Environment groups have renewed calls for an urgent transition of the South West forest industry, as set out by the Forests For Life plan to protect wildlife habitat and timber industry jobs, and to prevent the further destruction of ancient forests for low value woodchips and firewood.


The call comes in response to the release of a draft review of the Forest Management Plan that was introduced by the Barnett Government. The draft review has been released for community consultation by the Conservation Commission.

Logging of ancient forests for woodchips and firewood ‘unsustainable’.

Conservation Council of WA (CCWA) Director Piers Verstegen said that the draft Mid Term Review revealed an unsustainable industry in chaos, and was an attempt by government agencies to cover up ongoing impacts on endangered species through continued clear-felling of ancient forests for firewood and woodchips.

“Thousands of community submissions and many scientists and experts warned the Barnett Government that its forest logging policy would be economically unsustainable and environmentally disastrous, and that is exactly what has been revealed by this review.”

The West Australian newspaper has reported that the South West native forest logging industry is ‘hanging by a thread’ due a lack of economically viable saw logs and low demand for its products.

“Past over-cutting, and low growth rates due to climate change are forcing the logging industry into the few remaining High Conservation Value forest areas with big old trees. These are the same areas that provide critical habitat for endangered species, and must be protected to prevent their extinction,” said Mr Verstegen.

“Despite clear warnings, the Barnett Government’s Forest Management Plan failed to plan for this inevitable situation by avoiding the transition to sustainable plantation-based forest industry in the South West. Such a transition is now even more urgently required.”

‘Business as usual’ review ignores evidence.

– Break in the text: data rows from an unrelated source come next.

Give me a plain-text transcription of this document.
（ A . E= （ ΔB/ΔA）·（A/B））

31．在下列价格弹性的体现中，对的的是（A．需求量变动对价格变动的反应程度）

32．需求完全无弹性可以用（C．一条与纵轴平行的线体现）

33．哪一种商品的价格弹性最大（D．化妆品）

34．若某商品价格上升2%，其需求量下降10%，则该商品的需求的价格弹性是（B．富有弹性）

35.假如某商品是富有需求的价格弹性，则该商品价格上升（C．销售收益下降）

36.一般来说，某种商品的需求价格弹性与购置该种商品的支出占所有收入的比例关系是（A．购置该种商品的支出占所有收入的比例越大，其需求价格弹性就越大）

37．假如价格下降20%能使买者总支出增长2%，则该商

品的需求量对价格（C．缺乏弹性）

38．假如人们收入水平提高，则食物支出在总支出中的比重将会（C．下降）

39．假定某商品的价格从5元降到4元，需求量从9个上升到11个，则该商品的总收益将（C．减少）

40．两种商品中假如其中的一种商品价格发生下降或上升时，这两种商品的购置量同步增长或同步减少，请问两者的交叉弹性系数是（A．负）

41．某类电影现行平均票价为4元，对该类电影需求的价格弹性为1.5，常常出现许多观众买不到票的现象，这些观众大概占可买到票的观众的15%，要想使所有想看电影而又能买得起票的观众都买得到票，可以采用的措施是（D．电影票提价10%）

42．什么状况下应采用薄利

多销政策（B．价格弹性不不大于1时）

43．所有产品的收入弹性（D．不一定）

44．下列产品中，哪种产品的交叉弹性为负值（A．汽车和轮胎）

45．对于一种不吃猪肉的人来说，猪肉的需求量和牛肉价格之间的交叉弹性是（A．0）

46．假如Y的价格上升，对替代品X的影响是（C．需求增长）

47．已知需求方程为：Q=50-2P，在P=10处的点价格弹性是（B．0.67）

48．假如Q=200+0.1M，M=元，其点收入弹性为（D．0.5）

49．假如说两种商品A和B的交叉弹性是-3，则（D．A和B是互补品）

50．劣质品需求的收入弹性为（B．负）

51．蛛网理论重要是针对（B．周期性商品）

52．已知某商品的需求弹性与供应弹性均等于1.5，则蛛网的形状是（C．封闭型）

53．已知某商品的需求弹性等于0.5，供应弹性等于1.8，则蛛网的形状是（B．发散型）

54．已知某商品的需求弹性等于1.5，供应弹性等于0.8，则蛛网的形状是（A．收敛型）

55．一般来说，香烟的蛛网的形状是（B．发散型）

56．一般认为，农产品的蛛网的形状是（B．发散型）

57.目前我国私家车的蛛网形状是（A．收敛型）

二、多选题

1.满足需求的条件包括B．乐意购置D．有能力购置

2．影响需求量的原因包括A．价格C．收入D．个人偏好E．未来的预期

WA Forest Alliance (WAFA) Convener Jess Beckerling condemned the draft review as another attempt to paper over fundamental problems facing native forests.

“Rather than a genuine science-based reappraisal of the leftover Barnett Government era forest management policies, this review represents the McGowan Government rubber stamping increased logging at the expense of forests, wildlife, biodiversity, and communities,” she said.

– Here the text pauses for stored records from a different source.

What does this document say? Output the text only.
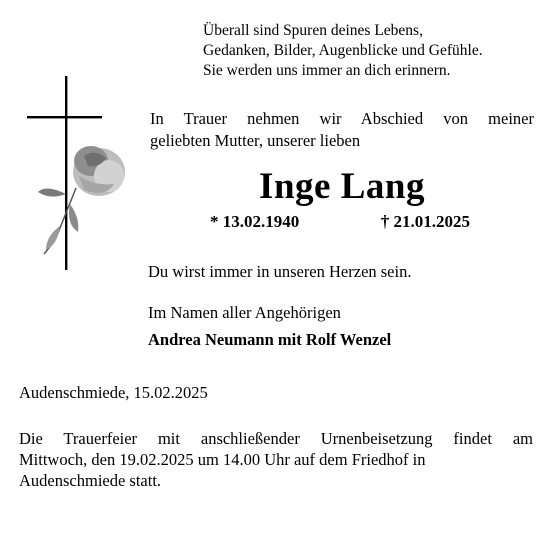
Überall sind Spuren deines Lebens,
Gedanken, Bilder, Augenblicke und Gefühle.
Sie werden uns immer an dich erinnern.
In Trauer nehmen wir Abschied von meiner
geliebten Mutter, unserer lieben
Inge Lang
* 13.02.1940	† 21.01.2025
Du wirst immer in unseren Herzen sein.
Im Namen aller Angehörigen
Andrea Neumann mit Rolf Wenzel
Audenschmiede, 15.02.2025
Die Trauerfeier mit anschließender Urnenbeisetzung findet am
Mittwoch, den 19.02.2025 um 14.00 Uhr auf dem Friedhof in
Audenschmiede statt.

“This review has a critically important function. It is supposed to check whether targets are being met, and whether forests, wildlife, and biodiversity are being conserved.

“Instead, the review has ignored cries from within the Department of Biodiversity and Conservation’s own ranks for High Conservation Value forests to be assessed and protected.

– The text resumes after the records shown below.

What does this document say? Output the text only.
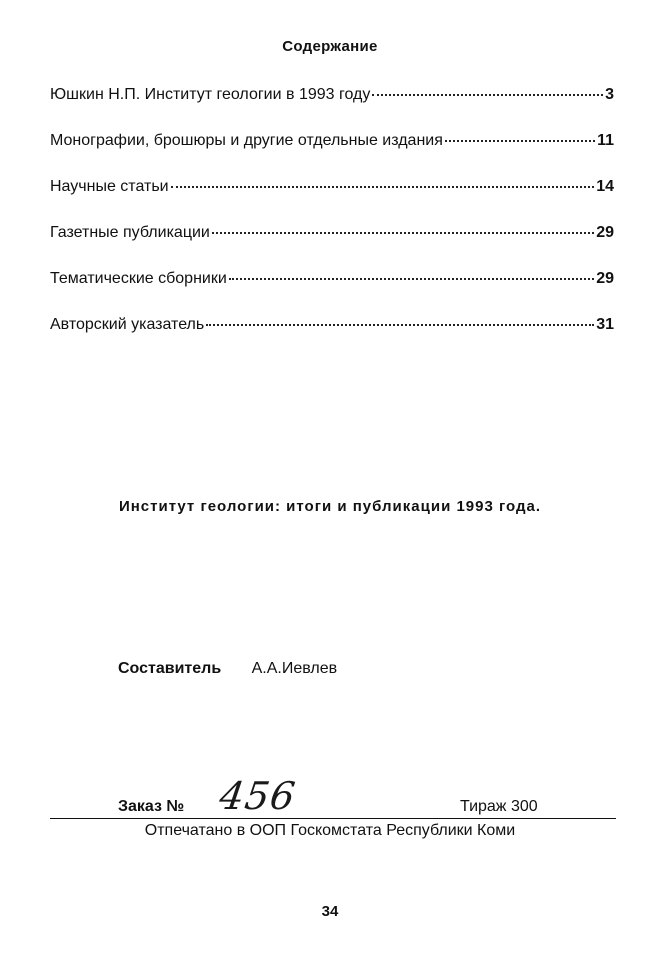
Содержание
Юшкин Н.П. Институт геологии в 1993 году	3
Монографии, брошюры и другие отдельные издания	11
Научные статьи	14
Газетные публикации	29
Тематические сборники	29
Авторский указатель	31
Институт геологии: итоги и публикации 1993 года.
Составитель А.А.Иевлев
Заказ № 456	Тираж 300
Отпечатано в ООП Госкомстата Республики Коми
34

“It’s just business-as-usual for the logging and burning of the South West’s Global Biodiversity Hotspot forests - and business-as-usual is destroying forests and pushing threatened wildlife to extinction.”

Endangered wildlife losing critical habitat to logging.

Ms Beckerling said the review’s description of threatened wildlife - including Forest Black Cockatoos and the critically endangered Western Ringtail Possum - losing their habitat as being ‘temporarily displaced’ was absurd bureaucrat-speak, and flew in the face of the science.

“The science and WAFA’s community forest surveys show without a shadow of doubt that threatened wildlife are losing critical habitat during logging operations. You can’t clear fell and burn an ancient karri forest known to be home to threatened wildlife, and not destroy their habitat,” she said.

“This is not ‘temporarily displacing’ threatened species. It’s pushing them past the point of recovery.

“We have to act now. Forests and endangered wildlife can’t wait another five years for things to change.

"WAFA's Forests For Life plan would see more than 800 people employed in a sustainable farm forestry sector, and would see forests protected for wildlife, climate, and people,” said Ms Beckerling.